Можно, кажется, заключить, на основании неоспоримых фактов, что главная препона и главный наш противник в восточном вопросе не Франция и Англия, но Австрия; первые не более как союзницы ее в этом деле, хотя больше шумят и становятся на сцене впереди ее. Морские державы сами по себе не могли бы загородить нам дорогу к Босфору даже оружием; Австрия может остановить нас, не выпалив из ружья, одним вооруженным нейтралитетом. Не только для военного человека, понимающего свое дело, но для всякого человека, взвешивающего обстоятельства, не может быть истины очевиднее той, что вопрос, обыкновенно называемый восточным, не разрешается местной войной на Балканском полуострове: что мы не можем даже предпринять войны в этом направлении, что бы ни случилось и при каком бы то ни было развитии сил с нашей стороны. Покуда существовал Черноморский флот, мы могли начать дело с юга, но с тем, чтобы кончить там же, где и теперь придется кончать, если дойдет до столкновения, — на западной границе. Не предвидя этого конца в 1854 году и не готовясь к нему, мы непременно должны были попасть в безвыходный круг. Ныне же у нас нет выбора даже для начала; мы можем пройти в Турцию через Австрию, но не можем пройти мимо Австрии. От этой державы не только зависит не допускать нас к открытому вмешательству в восточный вопрос, какой бы плачевный конец ни придумали для него, но в ее власти также бросить при этом против нашей западной границы силы европейской коалиции или не пускать их; она может по своему удобству прикрывать Турцию вооруженным нейтралитетом, как в 1854 году, или открыть дорогу на Вислу, возмущая Польшу, как грозилась сделать в 1856 году. Такая роль принадлежит исключительно Австрии, что и составляет главный смысл ее европейского положения. По двум нашим жизненным вопросам — восточному и польскому — она может служить вместе щитом и мечом враждебной нам части Европы, смотря по своим интересам. Мне сдается, нужно немного терпения, чтобы увидеть, как станет разыгрываться эта обоюдная роль.

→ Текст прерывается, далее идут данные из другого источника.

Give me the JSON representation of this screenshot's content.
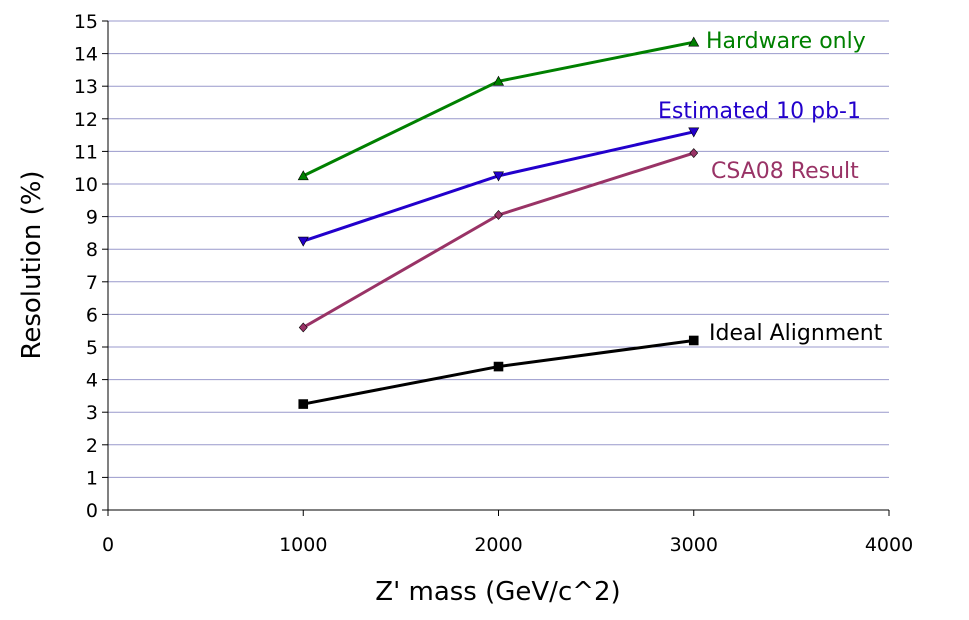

Решение трудной задачи требует прежде всего сознания заключающейся в ней трудности. Для того чтобы обсуждать с пользой восточный вопрос, в пределах обыкновенно ему назначаемых, т. е. в границах Турции, надобно прежде всего признать главное препятствие, состоящее в том, что мы не можем туда пройти. Прямо протянуть руку христианским населениям Балканского полуострова — значило бы отдать ее на отсечение. Возьмем в пример последнее греческое столкновение. Разве могли мы двинуть армию за Дунай, для чего нужно вступить в независимую Румынию, не выставив одновременно на западной границе трехсот тысяч солдат, т. е. не приготовившись с начала же к большой европейской войне? Действовать иначе значило бы повторить буквально события 1854 года, получить через несколько дней учтивое приглашение очистить княжества или дать себя отрезать. Спрашивать, как у нас спрашивают, готова ли Россия поддержать свои требования в Турции силой, — значит вести салонный разговор. Довольно затруднительно быть готовым к войне, которой нельзя начать. Это странное положение никак не временное. Европейских союзников в восточном вопросе для нас не предвидится, а пока стоит Австрия, она всегда будет щитом для Турции.
Австрия не может поступить иначе. Согласиться на разрешение восточного вопроса не только в русском смысле, но в смысле не прямо противоположном русским видам и чувствам, значило бы для нее наложить на себя руки. Существование свободных славянских государств рядом с обширными порабощенными славянскими областями, не только однокровными, каковы они в отношении к нам, но составляющими один народ и один язык по обеим сторонам Савы, совершенно несовместно. На одном берегу речки, через которую курица перейдет вброд, будут вольные скупчины и радостное будущее; на другом постепенное исчезновение народной личности, онемечиваемой или омадьяриваемой, а до тех пор существование в качестве низшей расы без малейшей надежды впереди, — разве это сбыточно? Австрия поплатилась итальянскими владениями за то, что допустила существование рядом с ними маленького независимого итальянского государства. Каким образом ожидать, чтобы она согласилась на создание вдоль своей южной границы славянского Пьемонта, который по однородству стихии внесет разложение уже не в один угол ее владений, а в самое тело империи? Разве мы добровольно признали варшавское герцогство в 1807 году? У Австрии на виду только два исхода: или славяне по ту сторону Савы будут приведены ею в положение венгерских словаков, или славяне по сю сторону, до Саксонии, станут в положение княжеской Сербии. Мудрено предлагать Австрии справедливое решение восточного вопроса. Одна возможность такого оборота в будущем была большой опасностью для немецкой Австрии, опиравшейся на совокупности сил Германского союза, она стала смертельной опасностью для Австрии венгерской, особенно для ее восточной половины, где весь политический устой заключается в одной трети населения против двух третей. Для этой половины страшны не только славяне, но и румыны.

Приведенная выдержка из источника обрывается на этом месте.